Steve Carter, the full-time athletic trainer at Cranbrook Schools for the last two-and-a-half years, came to the school after he retired as the trainer for the Detroit Tigers, a position he had for 25 years. A part-time assistant is contracted through Henry Ford Health Systems.
“I have quite a line here after school. I have about 45 minutes. In that time, fall and spring, I see about 20 to 35 kids in that 45 minutes,” he said, setting up stretching routines, taping them up, or giving them modalities to do. “I've been doing this for 30 years, so I can talk to an athlete for five minutes and get a good idea of the injury before even putting my hands on them.”
During a season, he said he typically sees one to two knee injuries, at least one knee surgery a season, an ACL tear, a ligament tear, and concussions.
“I do a lot of strengthening and conditioning with students. Besides concussions, my time is spent on knees, ankles and backs,” Carter said. “We also spend a lot of time with JV athletes, teaching them conditioning, and young female athletes, who often don't have the neck strength large males do.”
He noted that their volleyball team this fall had the same number – three – of concussions that their varsity football team had. “Science has progressed that we can diagnose it sooner than just saying 'You had your bell rung.'”
They use a variety of diagnostic tests, including the SCAT3 test, which measures balance, cognitive, memory and verbal cues, as well as subjective items, like the degree of a headache, dizziness, and nausea. Carter said he has also added the Sway balance phone app.
“It uses the GPS on a phone to see their balance, measuring it and gives a base score,” he said. He has also added the King-Devick test to his arsenal, which is an objective memory test that can be administered by trainers, coaches and parents on the sideline when a concussion is suspected. “They're two more objective tests of a head injury that makes my job easier. It makes parents feel better, too. It's a more scientific approach if their child is concussed. They cost about $1,200, but it's worth it.”
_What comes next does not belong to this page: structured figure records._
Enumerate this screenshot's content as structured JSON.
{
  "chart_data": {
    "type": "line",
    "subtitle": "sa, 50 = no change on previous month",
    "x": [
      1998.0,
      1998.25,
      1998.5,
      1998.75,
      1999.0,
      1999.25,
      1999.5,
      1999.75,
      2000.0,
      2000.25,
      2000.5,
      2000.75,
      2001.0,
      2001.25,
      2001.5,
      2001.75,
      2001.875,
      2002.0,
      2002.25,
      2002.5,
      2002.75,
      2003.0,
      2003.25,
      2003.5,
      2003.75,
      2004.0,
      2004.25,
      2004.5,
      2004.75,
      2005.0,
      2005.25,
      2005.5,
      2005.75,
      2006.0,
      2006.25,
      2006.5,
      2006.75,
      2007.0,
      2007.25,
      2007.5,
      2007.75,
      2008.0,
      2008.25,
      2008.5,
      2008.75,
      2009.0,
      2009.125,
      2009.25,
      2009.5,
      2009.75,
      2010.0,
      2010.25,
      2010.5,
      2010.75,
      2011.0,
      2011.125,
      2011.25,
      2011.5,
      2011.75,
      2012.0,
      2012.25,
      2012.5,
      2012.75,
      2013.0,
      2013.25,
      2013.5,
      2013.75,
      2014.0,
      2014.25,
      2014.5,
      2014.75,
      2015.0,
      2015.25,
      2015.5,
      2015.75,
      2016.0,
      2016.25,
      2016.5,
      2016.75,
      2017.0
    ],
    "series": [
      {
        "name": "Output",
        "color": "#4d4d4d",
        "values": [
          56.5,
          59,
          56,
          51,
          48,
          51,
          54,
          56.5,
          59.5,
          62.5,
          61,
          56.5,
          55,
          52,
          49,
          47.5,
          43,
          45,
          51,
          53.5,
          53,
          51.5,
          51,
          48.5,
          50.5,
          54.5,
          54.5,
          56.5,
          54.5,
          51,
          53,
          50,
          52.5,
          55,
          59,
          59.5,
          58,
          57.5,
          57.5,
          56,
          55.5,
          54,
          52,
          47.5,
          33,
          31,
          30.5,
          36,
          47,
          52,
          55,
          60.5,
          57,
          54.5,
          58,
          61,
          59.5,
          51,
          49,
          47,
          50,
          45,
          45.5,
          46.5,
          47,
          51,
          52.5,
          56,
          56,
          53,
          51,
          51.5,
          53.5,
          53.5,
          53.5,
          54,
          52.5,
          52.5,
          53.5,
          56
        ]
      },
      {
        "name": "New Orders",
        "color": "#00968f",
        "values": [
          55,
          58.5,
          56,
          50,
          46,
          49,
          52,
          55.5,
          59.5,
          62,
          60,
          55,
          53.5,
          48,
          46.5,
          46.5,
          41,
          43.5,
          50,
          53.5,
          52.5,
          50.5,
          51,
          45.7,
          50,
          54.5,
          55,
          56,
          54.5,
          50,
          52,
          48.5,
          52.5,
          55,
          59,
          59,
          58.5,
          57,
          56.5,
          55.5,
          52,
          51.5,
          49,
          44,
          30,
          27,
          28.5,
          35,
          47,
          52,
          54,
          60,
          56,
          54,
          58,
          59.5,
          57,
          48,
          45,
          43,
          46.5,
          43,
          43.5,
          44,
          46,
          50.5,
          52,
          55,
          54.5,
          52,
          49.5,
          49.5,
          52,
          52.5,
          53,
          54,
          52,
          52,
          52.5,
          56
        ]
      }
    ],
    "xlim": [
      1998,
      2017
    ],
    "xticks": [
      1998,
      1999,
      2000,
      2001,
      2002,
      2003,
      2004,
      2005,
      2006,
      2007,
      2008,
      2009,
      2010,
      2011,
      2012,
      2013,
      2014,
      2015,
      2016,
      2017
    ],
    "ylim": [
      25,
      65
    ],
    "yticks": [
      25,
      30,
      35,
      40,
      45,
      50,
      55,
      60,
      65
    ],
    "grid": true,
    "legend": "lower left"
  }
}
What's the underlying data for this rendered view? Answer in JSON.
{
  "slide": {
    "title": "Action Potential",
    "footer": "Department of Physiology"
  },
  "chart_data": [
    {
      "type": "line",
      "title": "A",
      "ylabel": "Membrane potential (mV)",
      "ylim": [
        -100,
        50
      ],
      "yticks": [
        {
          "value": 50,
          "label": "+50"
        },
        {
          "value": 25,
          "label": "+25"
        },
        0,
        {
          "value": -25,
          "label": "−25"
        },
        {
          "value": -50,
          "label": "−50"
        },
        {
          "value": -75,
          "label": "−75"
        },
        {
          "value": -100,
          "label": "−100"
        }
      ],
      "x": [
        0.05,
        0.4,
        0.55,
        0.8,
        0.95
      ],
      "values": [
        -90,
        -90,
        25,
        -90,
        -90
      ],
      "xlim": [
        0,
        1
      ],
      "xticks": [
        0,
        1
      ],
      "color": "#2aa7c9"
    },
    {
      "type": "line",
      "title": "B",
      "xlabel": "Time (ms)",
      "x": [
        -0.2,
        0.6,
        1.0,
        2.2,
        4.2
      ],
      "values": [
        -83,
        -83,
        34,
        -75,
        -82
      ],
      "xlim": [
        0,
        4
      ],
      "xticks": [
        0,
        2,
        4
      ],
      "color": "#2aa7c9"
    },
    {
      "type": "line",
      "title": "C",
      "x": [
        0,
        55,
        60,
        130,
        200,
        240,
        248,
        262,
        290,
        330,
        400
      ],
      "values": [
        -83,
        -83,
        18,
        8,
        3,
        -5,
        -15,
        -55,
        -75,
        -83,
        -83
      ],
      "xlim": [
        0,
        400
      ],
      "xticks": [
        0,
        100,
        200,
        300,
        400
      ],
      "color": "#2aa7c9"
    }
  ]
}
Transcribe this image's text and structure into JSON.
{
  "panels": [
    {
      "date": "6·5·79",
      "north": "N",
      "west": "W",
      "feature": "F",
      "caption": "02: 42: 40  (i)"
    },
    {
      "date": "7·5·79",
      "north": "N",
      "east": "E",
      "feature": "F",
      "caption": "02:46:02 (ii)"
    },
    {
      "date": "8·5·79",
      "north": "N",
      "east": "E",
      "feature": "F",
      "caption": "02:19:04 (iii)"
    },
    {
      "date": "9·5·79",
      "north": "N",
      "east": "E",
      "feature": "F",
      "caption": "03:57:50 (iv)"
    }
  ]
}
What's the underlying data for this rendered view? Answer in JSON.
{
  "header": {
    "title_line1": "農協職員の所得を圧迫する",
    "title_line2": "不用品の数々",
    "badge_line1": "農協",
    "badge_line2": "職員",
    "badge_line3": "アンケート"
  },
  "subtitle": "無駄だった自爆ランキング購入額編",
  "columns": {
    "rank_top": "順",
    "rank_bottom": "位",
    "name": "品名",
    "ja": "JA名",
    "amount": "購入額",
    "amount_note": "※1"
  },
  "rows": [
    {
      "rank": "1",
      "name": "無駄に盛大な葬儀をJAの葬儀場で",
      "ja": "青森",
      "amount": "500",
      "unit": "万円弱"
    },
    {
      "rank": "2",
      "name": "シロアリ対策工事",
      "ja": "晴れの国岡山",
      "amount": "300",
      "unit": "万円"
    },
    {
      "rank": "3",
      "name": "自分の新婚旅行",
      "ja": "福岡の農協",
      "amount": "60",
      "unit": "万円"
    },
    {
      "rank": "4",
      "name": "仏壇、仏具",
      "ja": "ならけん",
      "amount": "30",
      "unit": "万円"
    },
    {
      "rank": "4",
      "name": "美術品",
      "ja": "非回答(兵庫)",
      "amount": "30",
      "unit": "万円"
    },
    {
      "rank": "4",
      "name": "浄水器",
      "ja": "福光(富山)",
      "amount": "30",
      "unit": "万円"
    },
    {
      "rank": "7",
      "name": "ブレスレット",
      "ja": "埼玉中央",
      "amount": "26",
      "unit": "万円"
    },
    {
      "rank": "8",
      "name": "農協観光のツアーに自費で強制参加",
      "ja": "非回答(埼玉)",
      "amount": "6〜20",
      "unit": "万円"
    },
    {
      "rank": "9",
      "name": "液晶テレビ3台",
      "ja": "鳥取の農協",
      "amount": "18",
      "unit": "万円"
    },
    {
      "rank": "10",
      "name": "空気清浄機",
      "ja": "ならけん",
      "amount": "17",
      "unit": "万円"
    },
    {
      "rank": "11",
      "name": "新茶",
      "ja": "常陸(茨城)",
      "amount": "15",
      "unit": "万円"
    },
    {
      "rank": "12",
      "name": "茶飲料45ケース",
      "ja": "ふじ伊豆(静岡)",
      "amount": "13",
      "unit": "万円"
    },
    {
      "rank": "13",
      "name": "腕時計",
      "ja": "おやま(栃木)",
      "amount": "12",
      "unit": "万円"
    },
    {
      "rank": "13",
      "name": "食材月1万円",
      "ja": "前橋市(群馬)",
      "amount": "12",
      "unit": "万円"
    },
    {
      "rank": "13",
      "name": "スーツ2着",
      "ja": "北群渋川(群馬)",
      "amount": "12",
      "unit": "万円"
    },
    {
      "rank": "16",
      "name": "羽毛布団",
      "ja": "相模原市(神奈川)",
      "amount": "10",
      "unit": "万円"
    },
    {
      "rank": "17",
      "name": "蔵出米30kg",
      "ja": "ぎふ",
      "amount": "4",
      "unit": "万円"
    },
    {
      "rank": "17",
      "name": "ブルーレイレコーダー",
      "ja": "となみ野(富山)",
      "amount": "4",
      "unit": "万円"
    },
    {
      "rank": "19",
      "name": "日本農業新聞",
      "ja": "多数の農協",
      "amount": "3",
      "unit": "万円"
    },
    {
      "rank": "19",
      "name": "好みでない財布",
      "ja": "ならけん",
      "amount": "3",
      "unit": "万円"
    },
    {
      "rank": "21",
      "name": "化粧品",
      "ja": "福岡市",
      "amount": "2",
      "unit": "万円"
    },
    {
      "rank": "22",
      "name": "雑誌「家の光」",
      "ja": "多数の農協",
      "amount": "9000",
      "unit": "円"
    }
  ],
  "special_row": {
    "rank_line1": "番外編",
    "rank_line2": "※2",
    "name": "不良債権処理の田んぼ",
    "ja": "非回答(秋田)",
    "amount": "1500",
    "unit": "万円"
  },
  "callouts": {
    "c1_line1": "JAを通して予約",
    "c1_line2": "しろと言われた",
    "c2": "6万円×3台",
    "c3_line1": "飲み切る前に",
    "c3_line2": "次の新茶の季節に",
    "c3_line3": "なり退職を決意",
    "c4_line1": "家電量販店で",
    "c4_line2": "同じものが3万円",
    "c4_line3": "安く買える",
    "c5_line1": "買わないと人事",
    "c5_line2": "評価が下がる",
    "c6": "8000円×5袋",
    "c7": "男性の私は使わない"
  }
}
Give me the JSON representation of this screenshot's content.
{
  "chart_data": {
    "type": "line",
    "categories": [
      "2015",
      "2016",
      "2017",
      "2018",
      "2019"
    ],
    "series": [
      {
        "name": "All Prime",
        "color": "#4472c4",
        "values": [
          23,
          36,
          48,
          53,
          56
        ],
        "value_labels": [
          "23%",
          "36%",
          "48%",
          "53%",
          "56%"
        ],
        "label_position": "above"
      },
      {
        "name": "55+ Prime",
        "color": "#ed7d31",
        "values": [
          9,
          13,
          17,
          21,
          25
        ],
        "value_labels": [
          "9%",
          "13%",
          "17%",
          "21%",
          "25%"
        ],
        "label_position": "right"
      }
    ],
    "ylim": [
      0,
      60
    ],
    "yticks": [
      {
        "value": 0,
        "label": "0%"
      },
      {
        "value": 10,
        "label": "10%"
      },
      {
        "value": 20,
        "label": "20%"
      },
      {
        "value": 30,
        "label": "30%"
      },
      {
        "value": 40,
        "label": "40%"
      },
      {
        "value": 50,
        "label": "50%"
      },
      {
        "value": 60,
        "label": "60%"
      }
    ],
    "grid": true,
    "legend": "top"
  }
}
Once kids are ready to play, “I'm very aggressive about getting our athletes up and moving,” Carter said. “You're making memories. If they're playing, they're making memories. I push them a little, because some are just growing pains. There's a big difference between soreness and pain. A big part of my job is educating them, and teaching them the difference between soreness and pain.”
“I would encourage everyone to have someone there. I get weekly e-mails that an athletic trainer saved a life,” noted Michigan's Broglio.